The consumer desktop variant of Bulldozer is the AMD FX, and as mentioned at the beginning of this article, the nondisclosure restrictions on published benchmarks for it expired last week, prompting a flurry of detailed reports from various PC enthusiast sites. Unfortunately for AMD, the early statistics aren't encouraging, either in an absolute sense or relative to Intel counterparts or even AMD K10 microarchitecture-based predecessors. A high-end AMD FX is hard-pressed to keep pace with a mid-range Sandy Bridge CPU, far from a high-end Intel competitor, except in a few benchmarks that are both heavily threaded and integer-centric (reminiscent of server usage scenarios, thereby giving AMD some near-term hope).
A variety of theories have been proposed to explain the underwhelming results; the CPUs weren't seemingly able to hit their originally forecasted clock speeds, for example, within reasonable power consumption limits. L1 and L2 cache access latencies are also quite long, and while the front end of each module's processing pipeline can decode four instructions per clock (versus three with K10), each instruction decoder is now servicing two integer cores, not one. Finally, AMD reports that the thread scheduler built into Windows 7 isn't optimized for Bulldozer's module-based architecture; Windows 8 will reportedly make improvements in this regard, and Linux O/Ss will likely also be able to respond quickly with optimizations. Finally, as the Figure 5 and 6 roadmaps suggest, next-generation Bulldozer successors will hopefully learn from and improve on today's offerings. Then again, Intel has 22 nm-based "Ivy Bridge" poised to ramp into production in the next few months, and the company was even showing functional systems based on its successor, "Haswell", at last month's Intel Developer Forum.

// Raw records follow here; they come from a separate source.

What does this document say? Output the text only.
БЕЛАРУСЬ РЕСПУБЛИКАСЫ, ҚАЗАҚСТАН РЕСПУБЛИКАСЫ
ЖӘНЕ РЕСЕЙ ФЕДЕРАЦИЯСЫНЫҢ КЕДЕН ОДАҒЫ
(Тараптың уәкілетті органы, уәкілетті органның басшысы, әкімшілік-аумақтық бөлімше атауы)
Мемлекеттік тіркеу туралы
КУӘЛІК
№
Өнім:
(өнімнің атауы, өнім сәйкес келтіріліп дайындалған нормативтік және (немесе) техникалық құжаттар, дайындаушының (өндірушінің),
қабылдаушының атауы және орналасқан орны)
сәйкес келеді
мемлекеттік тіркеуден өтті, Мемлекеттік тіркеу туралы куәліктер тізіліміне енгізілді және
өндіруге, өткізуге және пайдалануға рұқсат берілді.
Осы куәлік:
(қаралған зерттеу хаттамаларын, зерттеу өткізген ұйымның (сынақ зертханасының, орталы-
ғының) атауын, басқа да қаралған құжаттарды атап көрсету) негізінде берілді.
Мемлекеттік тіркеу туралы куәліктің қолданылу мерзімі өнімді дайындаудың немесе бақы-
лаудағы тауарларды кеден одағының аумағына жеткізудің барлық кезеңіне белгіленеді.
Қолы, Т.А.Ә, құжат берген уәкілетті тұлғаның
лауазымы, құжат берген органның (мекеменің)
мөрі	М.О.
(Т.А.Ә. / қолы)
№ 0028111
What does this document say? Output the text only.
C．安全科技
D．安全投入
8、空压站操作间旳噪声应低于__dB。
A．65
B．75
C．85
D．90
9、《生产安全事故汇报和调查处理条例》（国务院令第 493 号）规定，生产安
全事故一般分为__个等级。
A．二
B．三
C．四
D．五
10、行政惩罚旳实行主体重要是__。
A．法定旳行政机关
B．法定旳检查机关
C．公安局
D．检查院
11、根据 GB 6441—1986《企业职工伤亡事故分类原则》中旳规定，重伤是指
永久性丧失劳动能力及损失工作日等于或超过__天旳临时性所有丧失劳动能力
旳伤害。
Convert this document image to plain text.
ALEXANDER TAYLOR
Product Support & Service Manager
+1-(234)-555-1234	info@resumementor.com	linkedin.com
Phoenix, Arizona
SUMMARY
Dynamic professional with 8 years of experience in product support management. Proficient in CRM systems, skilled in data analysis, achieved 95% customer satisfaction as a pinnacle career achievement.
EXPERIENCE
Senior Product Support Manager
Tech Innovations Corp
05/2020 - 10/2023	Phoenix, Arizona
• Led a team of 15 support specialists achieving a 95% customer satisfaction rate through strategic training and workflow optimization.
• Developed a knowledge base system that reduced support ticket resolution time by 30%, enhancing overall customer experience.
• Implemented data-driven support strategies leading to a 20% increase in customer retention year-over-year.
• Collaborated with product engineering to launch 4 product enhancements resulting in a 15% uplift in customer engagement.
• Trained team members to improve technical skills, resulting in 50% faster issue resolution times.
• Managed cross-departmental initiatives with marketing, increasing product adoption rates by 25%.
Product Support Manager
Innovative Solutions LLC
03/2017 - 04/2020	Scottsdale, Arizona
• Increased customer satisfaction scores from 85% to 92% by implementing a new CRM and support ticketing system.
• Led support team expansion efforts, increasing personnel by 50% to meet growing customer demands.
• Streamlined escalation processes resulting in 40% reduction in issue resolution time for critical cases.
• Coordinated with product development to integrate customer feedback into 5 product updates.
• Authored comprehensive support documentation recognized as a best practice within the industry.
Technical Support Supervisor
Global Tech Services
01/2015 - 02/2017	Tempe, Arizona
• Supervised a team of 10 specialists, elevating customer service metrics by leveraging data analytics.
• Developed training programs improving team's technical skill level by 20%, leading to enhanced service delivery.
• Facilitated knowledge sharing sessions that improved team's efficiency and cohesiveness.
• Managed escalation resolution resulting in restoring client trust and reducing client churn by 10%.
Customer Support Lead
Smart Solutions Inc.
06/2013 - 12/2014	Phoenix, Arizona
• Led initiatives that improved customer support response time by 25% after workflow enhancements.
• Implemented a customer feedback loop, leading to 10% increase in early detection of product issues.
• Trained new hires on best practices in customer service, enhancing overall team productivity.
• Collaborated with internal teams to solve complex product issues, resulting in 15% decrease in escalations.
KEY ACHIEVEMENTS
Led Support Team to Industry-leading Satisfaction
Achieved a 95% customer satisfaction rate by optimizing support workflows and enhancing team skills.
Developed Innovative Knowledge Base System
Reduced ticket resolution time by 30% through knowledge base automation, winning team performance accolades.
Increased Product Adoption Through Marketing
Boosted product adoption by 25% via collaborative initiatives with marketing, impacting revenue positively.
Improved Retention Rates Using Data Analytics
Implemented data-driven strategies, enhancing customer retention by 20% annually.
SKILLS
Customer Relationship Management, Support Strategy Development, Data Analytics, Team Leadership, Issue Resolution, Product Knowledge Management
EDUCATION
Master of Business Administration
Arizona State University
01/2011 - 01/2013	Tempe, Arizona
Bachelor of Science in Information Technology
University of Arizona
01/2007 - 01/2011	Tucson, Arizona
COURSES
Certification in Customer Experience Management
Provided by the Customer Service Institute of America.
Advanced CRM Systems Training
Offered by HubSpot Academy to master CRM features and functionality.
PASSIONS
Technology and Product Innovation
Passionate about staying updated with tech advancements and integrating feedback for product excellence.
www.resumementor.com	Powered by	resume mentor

For some time now, a heated debate has raged as to whether (and if so, where) standalone DSP chips are still necessary, versus user-programmable hardware in the form of FPGAs and software running on general-purpose CPUs and GPUs. AMD's latest product offerings may further complicated DSP suppliers' aspirations, both by virtue of their increasingly robust SIMD integer and floating point facilities and their on-die GPGPU capabilities. Then again, DSPs aren't standing still, either. How do you handicap this particular race, both short- and long-term?